Amidst these trying times, benevolent acts have become few and far between. In a time of duress and pandemic-induced recession, everyone’s too busy trying to wipe their own behinds to bother with such things as benevolence. As my Aunt Matilda likes to put it:
“Do you think helping others will benefit you? You’re better off taking care of your own ass before you help to wipe another’s behind.”
But I’ve learnt to disregard what she said. “She’s just a salty old piece of cracker,” said my younger brother Dexter. And I’ve no inclination to disagree.
Nevertheless, my Aunt Matilda did paint a forcibly realistic picture. When everything has gone south, it’s hard to find a single act that can, for lack of a better phrase…
Restore your faith in humanity.
“Hold my beer,” said Sheng Siong. “And don’t tell anyone about it.”
Sheng Siong Management Allegedly Told Staff Walk Around & Donate $200 to Funerals
Local supermarket chain Sheng Siong is many things: affordable, TV-savvy and pleasantly homegrown. But what people may not know about it is that it’s a charitable organisation at heart…
From the head to the toe.
Just yesterday (1 June 2020), Facebook user Caleb Low posted a particularly interesting ‘encounter’ on social media platform Facebook: a male stranger had attempted to slip $200 into the money collection box at a wake, only to be called out by one of the mourning personnel on duty.
When the stranger was ‘confronted’, he had no other choice but to reveal his true identity.
“I’m Batman,” he presumably said.
Well alright, that didn’t happen. But before I continue let me just spin it right from the top, as the entire saga of events deserves to be told.
According to the post, Low had taken time out of work to assist at his wife’s grandmother’s wake, when he overheard some of the cousins conversing amongst themselves in a rather amused manner. Apparently, they were browsing the Funeral Accounts booklet for financial contributions and a name had stuck out like an enlarged ostrich in one of the rows:
Sheng Siong Supermarket.
“So apparently,” Low wrote. “A staff from the supermarket came over to visit the wake, and tried to quietly slip $200 into the collection box.”

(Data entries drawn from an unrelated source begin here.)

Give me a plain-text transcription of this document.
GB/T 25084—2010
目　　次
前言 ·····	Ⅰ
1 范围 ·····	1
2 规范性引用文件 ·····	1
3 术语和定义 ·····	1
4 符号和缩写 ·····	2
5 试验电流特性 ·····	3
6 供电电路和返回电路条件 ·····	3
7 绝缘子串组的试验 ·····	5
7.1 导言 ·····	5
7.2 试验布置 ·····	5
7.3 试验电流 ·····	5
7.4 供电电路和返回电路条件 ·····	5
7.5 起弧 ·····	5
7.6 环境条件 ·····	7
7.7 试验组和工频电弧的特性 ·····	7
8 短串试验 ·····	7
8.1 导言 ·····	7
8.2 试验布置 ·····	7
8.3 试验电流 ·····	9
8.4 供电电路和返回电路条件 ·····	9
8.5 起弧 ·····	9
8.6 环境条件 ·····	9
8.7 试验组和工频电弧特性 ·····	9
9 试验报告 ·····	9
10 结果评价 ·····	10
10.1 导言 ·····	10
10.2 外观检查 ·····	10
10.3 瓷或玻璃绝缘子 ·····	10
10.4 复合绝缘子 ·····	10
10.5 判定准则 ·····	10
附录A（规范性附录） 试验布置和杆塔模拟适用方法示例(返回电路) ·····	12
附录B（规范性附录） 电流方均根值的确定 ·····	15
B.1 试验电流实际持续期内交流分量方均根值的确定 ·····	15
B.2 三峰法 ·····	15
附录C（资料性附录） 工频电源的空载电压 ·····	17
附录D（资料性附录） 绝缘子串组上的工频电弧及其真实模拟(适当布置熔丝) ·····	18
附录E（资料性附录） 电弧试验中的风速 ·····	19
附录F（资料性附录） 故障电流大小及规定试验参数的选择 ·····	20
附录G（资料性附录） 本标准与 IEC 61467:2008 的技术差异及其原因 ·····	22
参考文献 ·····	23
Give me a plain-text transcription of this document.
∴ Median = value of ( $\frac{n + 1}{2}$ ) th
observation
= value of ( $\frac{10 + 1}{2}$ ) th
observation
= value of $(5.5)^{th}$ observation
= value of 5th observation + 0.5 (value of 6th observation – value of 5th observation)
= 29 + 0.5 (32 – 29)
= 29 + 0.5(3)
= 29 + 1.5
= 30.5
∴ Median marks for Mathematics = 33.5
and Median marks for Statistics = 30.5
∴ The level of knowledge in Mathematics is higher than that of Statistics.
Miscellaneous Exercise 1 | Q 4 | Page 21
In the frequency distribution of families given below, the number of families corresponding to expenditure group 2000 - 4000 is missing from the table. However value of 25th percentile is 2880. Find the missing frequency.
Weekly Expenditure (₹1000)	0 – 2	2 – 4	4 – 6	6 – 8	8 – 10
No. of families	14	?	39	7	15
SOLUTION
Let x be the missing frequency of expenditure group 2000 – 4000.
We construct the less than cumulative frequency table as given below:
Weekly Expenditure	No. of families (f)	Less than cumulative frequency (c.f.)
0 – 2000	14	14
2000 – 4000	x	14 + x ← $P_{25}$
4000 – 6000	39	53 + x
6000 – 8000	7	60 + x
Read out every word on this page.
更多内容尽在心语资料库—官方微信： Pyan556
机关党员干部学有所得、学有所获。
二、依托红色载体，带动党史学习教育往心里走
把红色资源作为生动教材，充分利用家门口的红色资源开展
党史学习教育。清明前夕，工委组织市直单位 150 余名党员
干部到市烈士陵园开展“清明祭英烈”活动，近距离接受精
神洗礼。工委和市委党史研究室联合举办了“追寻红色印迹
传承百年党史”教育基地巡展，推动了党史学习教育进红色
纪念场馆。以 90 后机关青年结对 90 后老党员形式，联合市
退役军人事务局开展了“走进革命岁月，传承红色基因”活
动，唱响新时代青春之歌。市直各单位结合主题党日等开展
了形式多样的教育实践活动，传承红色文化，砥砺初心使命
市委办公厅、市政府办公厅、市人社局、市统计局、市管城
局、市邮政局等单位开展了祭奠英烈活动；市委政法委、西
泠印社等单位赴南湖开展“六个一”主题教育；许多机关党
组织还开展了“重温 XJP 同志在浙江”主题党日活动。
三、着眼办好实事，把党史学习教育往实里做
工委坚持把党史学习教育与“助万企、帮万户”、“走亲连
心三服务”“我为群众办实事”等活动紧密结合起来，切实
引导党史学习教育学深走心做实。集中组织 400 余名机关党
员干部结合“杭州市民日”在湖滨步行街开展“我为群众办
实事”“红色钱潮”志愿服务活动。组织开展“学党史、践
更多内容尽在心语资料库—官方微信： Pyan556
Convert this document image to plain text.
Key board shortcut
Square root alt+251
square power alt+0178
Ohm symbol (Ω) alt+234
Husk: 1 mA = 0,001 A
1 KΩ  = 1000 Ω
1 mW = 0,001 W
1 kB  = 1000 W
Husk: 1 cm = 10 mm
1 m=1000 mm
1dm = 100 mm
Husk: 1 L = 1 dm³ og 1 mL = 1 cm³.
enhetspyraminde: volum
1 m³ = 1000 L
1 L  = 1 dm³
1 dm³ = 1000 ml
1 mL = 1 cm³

The ‘guard’ on duty proved too alert, however, for the staff member to pass by unnoticed. The guard, who happens to be a cousin who was on duty, halted him and asked for his identity, saying that the collection box was only for guests and relatives.
As written by Low, the staff member did not concede from the start. It was only upon further probing that he admitted what he was there for.
“Actually, I’m working at Sheng Siong,” the staff member allegedly said. “And our management told us to walk around the estate and look out for wakes during this Circuit Breaker period. And we would give a small financial contribution. That’s why I’m here.”
Amused, the cousin on duty decided to have the member sign anyway for the sake of their records. And after a period of thought, he…
“…then wrote under the Name Column…”Sheng Siong Supermarket” 🤣” Low captioned.
Must have been a real eye-opener for the rest of the crowd, no doubt.
Low then expressed his gratitude to the organisation:
“Thanks, Sheng Siong, for this very compassionate gesture.”
You can view the original Facebook post down below:
And It’s Far From Being The First Time
After Low’s post went viral, several Netizens proceeded to vouch for the practice, which seems to have been going on for entire years.
Other instances of Sheng Siong’s overarching kindness were also conveyed in the discussion:
With perhaps the most telling one being the following anecdote:
As I stated earlier on, Sheng Siong truly seems to be a charitable and kind organisation at heart…
Up high from the head, and right down to the toe.
Not A Publicity Stunt
Before you denounce the entire saga as a series of carefully crafted publicity stunts, you might want the read the following statement by Low:
“In my work in Branding,” he entailed as a postscript. “I can vouch that Sheng Siong is NOT doing this as a PR stunt…I’ve tried tagging their FB Page in this post, but they untagged themselves immediately.”
Seriously, is such unconditional kindness even legal?
Lest you’re unaware, Sheng Siong made news headlines a while back when it announced that staff members, excluding directors, will be rewarded with an additional month of salary for their hard work during the recent period of increased demand.
The reward came off the back of a net profit of S$29 million for the first quarter ended 31 March 2020 – a figure reportedly 49.9 per cent higher than what was achieved in the same period of time in 2019.
Not all heroes wear capes.
And Sheng Siong proves the notion absolutely right.